MichaelHiller commented 1 year ago

UCSC is always stripping the .1 We typically do the same, as some tools have problems correctly processing these genomes.

dariotommasini commented 1 year ago

Hi again!

Using the TOGA GTF for mapping reads using Cellranger leads to this following downstream issue:

The top-level of the GTF is transcripts, not genes, ie:

KB321016.1  stdin   transcript  1542828 1777300 .   -   .   gene_id "ENST00000359726.APP.304"; transcript_id "ENST00000359726.APP.304";

This is problematic because then STAR will toss the multi-mapping reads when they map to two similar transcripts of the same gene.
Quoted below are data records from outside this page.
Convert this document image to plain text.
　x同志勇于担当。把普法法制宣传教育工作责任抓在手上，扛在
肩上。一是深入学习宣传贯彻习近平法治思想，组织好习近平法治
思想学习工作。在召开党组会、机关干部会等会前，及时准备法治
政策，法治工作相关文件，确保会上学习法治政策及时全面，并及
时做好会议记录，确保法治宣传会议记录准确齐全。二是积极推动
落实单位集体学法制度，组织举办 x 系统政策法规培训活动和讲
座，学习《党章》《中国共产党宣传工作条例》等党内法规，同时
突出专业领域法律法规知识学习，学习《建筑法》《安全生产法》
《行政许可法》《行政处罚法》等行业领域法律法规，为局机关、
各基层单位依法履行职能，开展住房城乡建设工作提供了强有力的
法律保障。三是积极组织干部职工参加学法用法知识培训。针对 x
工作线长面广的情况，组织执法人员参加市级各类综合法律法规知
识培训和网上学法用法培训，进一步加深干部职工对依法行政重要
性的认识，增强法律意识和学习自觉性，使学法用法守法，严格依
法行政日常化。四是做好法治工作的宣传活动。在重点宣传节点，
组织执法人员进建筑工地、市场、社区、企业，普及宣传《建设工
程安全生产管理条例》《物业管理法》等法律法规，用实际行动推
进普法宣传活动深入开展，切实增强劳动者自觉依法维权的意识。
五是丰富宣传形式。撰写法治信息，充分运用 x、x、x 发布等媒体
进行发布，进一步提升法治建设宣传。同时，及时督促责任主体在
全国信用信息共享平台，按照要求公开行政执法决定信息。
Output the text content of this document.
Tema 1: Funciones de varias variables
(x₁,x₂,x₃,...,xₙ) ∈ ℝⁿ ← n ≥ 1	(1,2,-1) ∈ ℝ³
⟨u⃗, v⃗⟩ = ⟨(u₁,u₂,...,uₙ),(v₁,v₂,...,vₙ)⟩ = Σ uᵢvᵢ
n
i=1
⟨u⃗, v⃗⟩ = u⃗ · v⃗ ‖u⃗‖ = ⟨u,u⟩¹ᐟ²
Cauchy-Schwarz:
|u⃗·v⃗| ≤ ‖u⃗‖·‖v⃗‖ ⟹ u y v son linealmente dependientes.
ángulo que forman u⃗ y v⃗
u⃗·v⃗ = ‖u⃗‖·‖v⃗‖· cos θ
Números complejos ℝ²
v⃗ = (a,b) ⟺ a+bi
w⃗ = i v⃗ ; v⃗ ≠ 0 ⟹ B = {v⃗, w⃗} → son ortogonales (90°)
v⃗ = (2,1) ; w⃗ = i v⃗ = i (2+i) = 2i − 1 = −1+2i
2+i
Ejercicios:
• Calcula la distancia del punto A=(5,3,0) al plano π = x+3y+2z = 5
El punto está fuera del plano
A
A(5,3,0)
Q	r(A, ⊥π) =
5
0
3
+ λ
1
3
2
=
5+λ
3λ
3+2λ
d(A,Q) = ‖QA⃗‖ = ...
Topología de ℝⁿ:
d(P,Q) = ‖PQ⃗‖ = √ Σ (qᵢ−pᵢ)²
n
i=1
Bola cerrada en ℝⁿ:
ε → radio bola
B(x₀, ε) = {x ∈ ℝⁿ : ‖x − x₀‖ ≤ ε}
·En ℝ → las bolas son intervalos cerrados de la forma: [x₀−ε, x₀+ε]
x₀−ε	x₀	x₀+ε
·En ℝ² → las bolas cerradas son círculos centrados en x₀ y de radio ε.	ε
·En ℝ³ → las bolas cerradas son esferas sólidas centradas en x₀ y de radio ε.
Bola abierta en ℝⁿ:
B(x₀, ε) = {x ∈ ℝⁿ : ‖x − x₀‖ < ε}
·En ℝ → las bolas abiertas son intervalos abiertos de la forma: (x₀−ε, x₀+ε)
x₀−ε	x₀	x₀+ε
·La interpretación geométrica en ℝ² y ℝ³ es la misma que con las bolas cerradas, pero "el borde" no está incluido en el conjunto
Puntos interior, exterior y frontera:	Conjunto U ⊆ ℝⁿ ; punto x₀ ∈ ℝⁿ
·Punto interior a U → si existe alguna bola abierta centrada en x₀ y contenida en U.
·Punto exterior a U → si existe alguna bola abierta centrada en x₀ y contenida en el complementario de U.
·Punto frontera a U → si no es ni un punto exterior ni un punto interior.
I am considering adding a "gene" row for each gene so that STAR recognizes that it should lump all the transcripts of "APP" together. The gene I suppose would be the query gene identifiers supplied in the orthologyAnnotations.tsv ie "reg_14844" for APP in tupChi1:

ENSG00000142192 ENST00000346798.APP reg_14844 ENST00000346798.APP.304         one2one 

Does this sound reasonable to you? I'm guessing there is a reason why your group decided to omit "gene" level information in the GTFs.

MichaelHiller commented 1 year ago

Sorry, I don't have much experience with GTF/GFF (horrible formats, genePred or bed12 is much better). But here is a consideration. TOGA does not give you UTRs. Most of your scRNA reads will map to UTRs and thus in a TOGA-only annotation downstream of a gene.

It would help to also generate RNA-seq and/or IsoSeq from the same tissue to add UTRs to the TOGAs. Then you have proper gene models to map the scRNA-seq reads to.